In addition to numerous helpful exercises and capstone rituals for each of the five sections, the book is peppered with inspirational quotes from a wide variety of sources, and several extended anecdotes from a group called the "Wise Council" whose constituent individuals are profiled toward the end of the book. Amongst these Wise Councilors is the Patheos.com Pagan Channel's own Crystal Blanton from the "Daughters of Eve" blog. While these insights and examples from others are used effectively, Thorn's work is very much based in her own experiences, which she details at various points, including experiences of burnout and failure. These were extremely encouraging for me to read, not because of some sense of schadenfreude, but because Thorn has been something of an eminent "Pagan superstar" over the past few years whom I have admired greatly. Even superstars can't shine 24/7—and that's okay!
While I still want to push myself harder, and know that I can stand to be challenged more in many respects in my own work, life, and spiritual journey (all of which are different regions of the same territory, in any case), it is also useful to know that exemplary individuals fail, have bad days, and have ongoing troubles.
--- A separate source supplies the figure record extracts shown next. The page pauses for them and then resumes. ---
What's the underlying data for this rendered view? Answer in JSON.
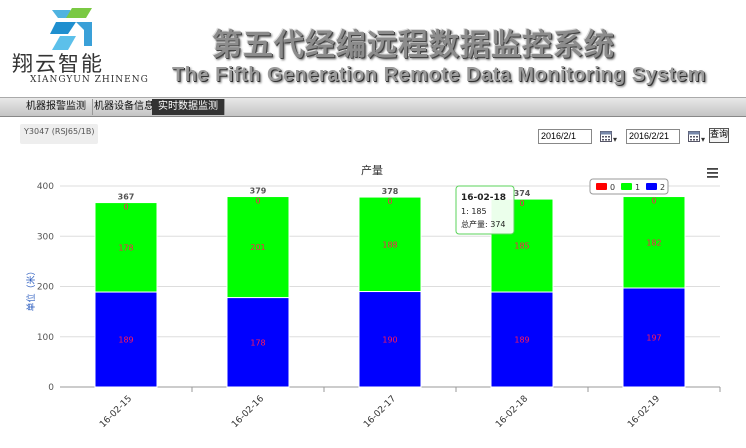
{
  "header": {
    "company_cn": "翔云智能",
    "company_en": "XIANGYUN ZHINENG",
    "title_cn": "第五代经编远程数据监控系统",
    "title_en": "The Fifth Generation Remote Data Monitoring System"
  },
  "tabs": [
    {
      "label": "机器报警监测",
      "active": false
    },
    {
      "label": "机器设备信息",
      "active": false
    },
    {
      "label": "实时数据监测",
      "active": true
    }
  ],
  "machine_label": "Y3047 (RSJ65/1B)",
  "date_range": {
    "start": "2016/2/1",
    "end": "2016/2/21",
    "query_label": "查询"
  },
  "menu_icon": "hamburger-menu-icon",
  "colors": {
    "series0": "#ff0000",
    "series1": "#00ff00",
    "series2": "#0000ff"
  },
  "tooltip": {
    "date": "16-02-18",
    "line1": "1: 185",
    "line2": "总产量: 374"
  },
  "chart_data": {
    "type": "bar",
    "stacked": true,
    "title": "产量",
    "ylabel": "单位（米）",
    "ylim": [
      0,
      400
    ],
    "yticks": [
      "0",
      "100",
      "200",
      "300",
      "400"
    ],
    "categories": [
      "16-02-15",
      "16-02-16",
      "16-02-17",
      "16-02-18",
      "16-02-19"
    ],
    "series": [
      {
        "name": "2",
        "color": "#0000ff",
        "values": [
          189,
          178,
          190,
          189,
          197
        ]
      },
      {
        "name": "1",
        "color": "#00ff00",
        "values": [
          178,
          201,
          188,
          185,
          182
        ]
      },
      {
        "name": "0",
        "color": "#ff0000",
        "values": [
          0,
          0,
          0,
          0,
          0
        ]
      }
    ],
    "totals": [
      367,
      379,
      378,
      374,
      379
    ],
    "legend": "top-right"
  }
}
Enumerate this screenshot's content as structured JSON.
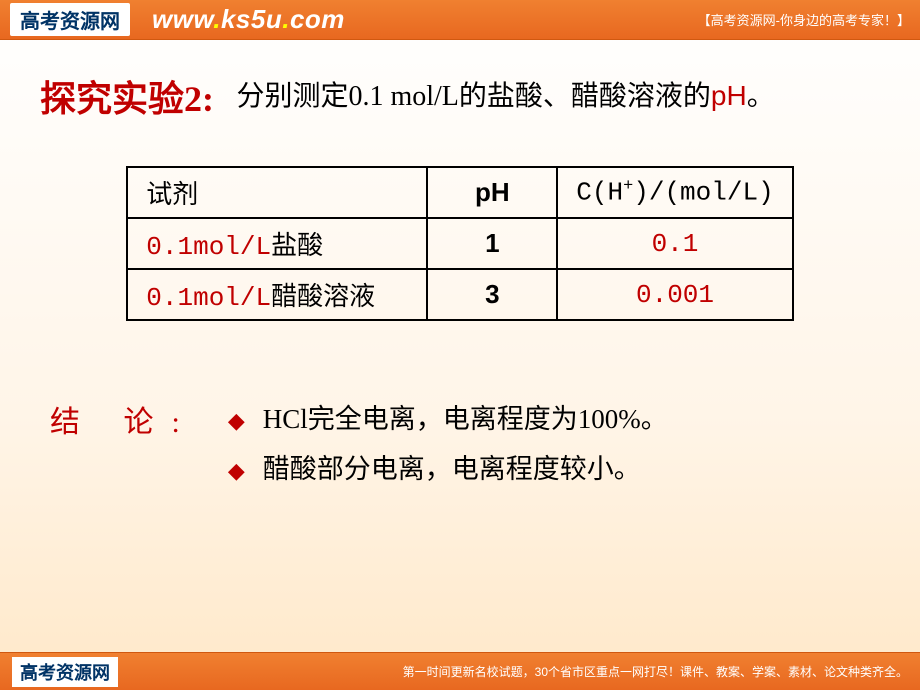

The disarming honesty of Thorn's accounts of difficulty and failure inspire compassion, not only for Thorn's work and that of others, but most especially for myself. This is an invaluable and important lesson that needs to be emphasized, reviewed, and revisited for most of us, I suspect.
Two further things (amongst many possible) in this book were outstanding and deserve further mention here. In Part I, "To Know," chapter 2 is on "Needs, Wants, and Desires." This chapter alone is worth the price of the book (and far more!), and should be required reading for spiritual seekers in every tradition; in fact, I'd go as far as saying that it should be required reading for every graduating high school student. As a culture, we in the United States are painfully under-educated in discernment over the differences between needs, wants, and desires, and this brief chapter goes a very long way in helping to clarify those matters considerably. (As a potential further project for the future: the issue of discernment arises throughout the book, but it does so especially poignantly in this chapter. A fuller exploration of the act of discernment might be a good study to undertake soon, perhaps collaboratively in concert with a variety of spirit-workers, spiritual directors, theologians, philosophers, and other practitioners within the modern Pagan and polytheist religious communities.)
There was also a section in a later chapter on the importance of realizing how privileged one is if they are able to be doing this kind of deep self-reflective work at all: if you are reading this review, or are reading the book itself, you have a certain amount of privilege in many respects. As a person who is disabled, partially employed, and part of a gender and sexual minority, it is very easy for me to forget how lucky I am to be able to even admit those things publicly or to spend time on religion and self-development work at any level. There are (too) many who are far less well-off than I am, even though I'm aware of a great many who are also far better-off than myself as well. Thorn did a session on privilege in modern Paganism at PantheaCon in one of the hospitality suites (described here), which I didn't know about until it was over; but, again, having read her discussion of this in the book went some way toward making me feel as if I had not missed out.
As I stated previously, it is very hard to find any major faults or matters to critique in this book. Being critical comes naturally to me, and I am still finding it difficult to do so. I offer the following very minor points for further consideration, not as critiques, but instead simply as possible areas for increased awareness or attention in the future.
Theologically, I am polytheist, and not a monist. Thorn identifies as a "non-dual polytheist," but I did not see very much polytheism in this book, and there would have been ample opportunity to have introduced it, if desired. There are goddesses and gods and other divine beings that could be easily correlated as potential allies and exemplars for any of the Four Powers of the Sphinx (e.g., Angerona, the Roman goddess of silence, for the power To Keep Silent). It is possible that reference to various deities was left out simply to make this book more palatable to a wider religious and spiritual readership than modern Pagans and polytheists, a practical choice under the circumstances. Several portions of the book, particularly toward the end, go into what I would consider more monistic excursions than would be appealing or necessary according to my own tastes. I don't think having them there detracts, by any means, though polytheists who have an extreme monism allergy might better be warned of this before proceeding.